For his part the Secretary-General stressed that the NATO considers the internationally recognized Libyan government in Tripoli to be the legitimate government and does not deal with others and considered that targeting civilians and infrastructure (by Khalifa Hafter’s forces) is unacceptable. He added that there is no military solution to the Libyan crisis, stressing the need to abide by the outputs of the January 2020 Berlin conference on Libya.
The Tripoli government report also said that Stoltenberg expressed NATO’s concern about the presence of Russian mercenaries from the Wagner Russian security company (considered by the US as an arm of the Russian state) fighting with Hafter, and stressed the need to apply the UN Libya arms ban on the arrival of arms by land and air and not merely by sea.
Serraj further stressed his firm position towards the aggression by Hafter and his determination to defeat it by all possible means.
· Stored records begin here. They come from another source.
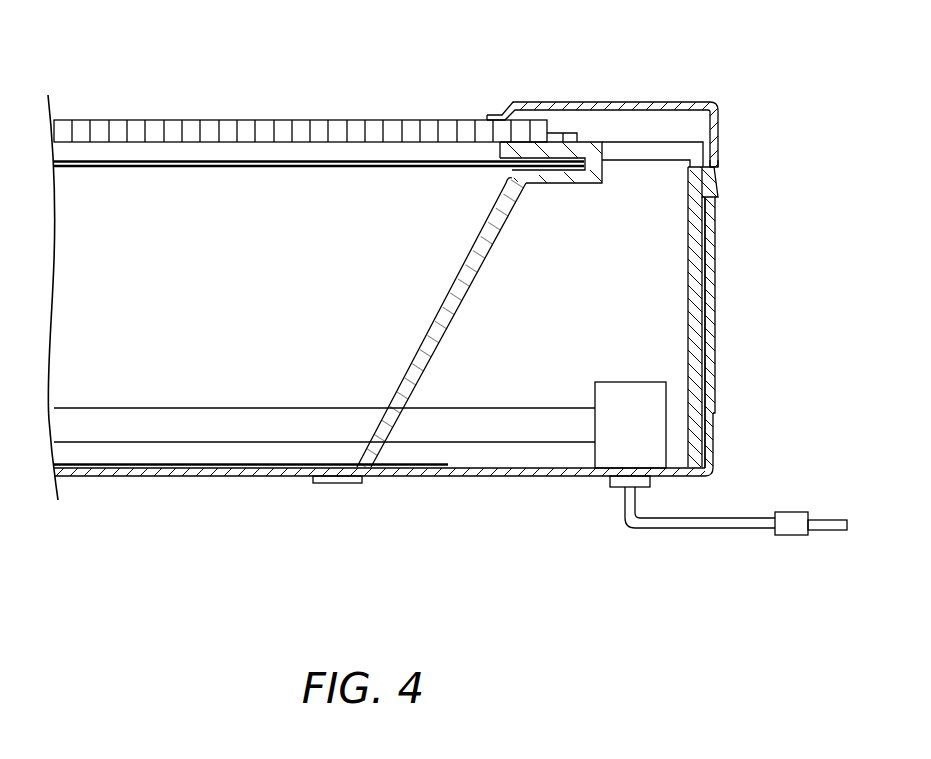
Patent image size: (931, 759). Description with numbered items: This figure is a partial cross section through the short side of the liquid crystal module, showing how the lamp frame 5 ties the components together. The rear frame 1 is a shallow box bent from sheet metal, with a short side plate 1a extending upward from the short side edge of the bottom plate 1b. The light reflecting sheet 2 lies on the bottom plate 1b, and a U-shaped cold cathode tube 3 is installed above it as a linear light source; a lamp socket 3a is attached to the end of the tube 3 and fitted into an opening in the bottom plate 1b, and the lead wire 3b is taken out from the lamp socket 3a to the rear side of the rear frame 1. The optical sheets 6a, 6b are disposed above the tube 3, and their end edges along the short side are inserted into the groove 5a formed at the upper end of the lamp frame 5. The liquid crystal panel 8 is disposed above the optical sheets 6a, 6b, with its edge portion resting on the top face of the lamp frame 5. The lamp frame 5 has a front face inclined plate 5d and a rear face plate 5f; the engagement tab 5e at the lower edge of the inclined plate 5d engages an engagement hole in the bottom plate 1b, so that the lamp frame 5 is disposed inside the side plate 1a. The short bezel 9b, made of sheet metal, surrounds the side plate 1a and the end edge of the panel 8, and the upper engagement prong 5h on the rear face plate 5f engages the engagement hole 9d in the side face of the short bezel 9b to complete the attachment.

The rear frame 1 is at (421, 369).
The short side plate 1a is at (712, 432).
The bottom plate 1b is at (383, 336).
The light reflecting sheet 2 is at (268, 463).
The U-shaped cold cathode tube 3 is at (450, 459).
The lamp socket 3a is at (620, 392).
The lead wire 3b is at (686, 530).
The lamp frame 5 is at (553, 346).
The groove 5a is at (513, 177).
The front face inclined plate 5d is at (430, 333).
The engagement tab 5e is at (340, 484).
The rear face plate 5f is at (707, 317).
The upper engagement prong 5h is at (718, 194).
The optical sheet 6a is at (262, 169).
The optical sheet 6b is at (331, 160).
The liquid crystal panel 8 is at (167, 120).
The short bezel 9b is at (640, 113).
The engagement hole 9d is at (716, 168).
He hoped that cooperation with the NATO will contribute to stability and security in Libya.
The report also said that two sides agreed on coordination and cooperation between NATO agencies and military and security institutions in Libya as discussed in previous meetings, in order to contribute to supporting and building military and security capabilities, training Libyan cadres and increasing their capabilities, as well as the activation of joint committees between the two sides.
Analysts see the declarations by Stoltenberg as a possible policy shift by western powers and NATO – probably excluding Hafter’s ally France – in the face of Hafter’s year-long failure to take Tripoli and his indiscriminate, and to them, embarrassing shelling of civilians and civilian sites.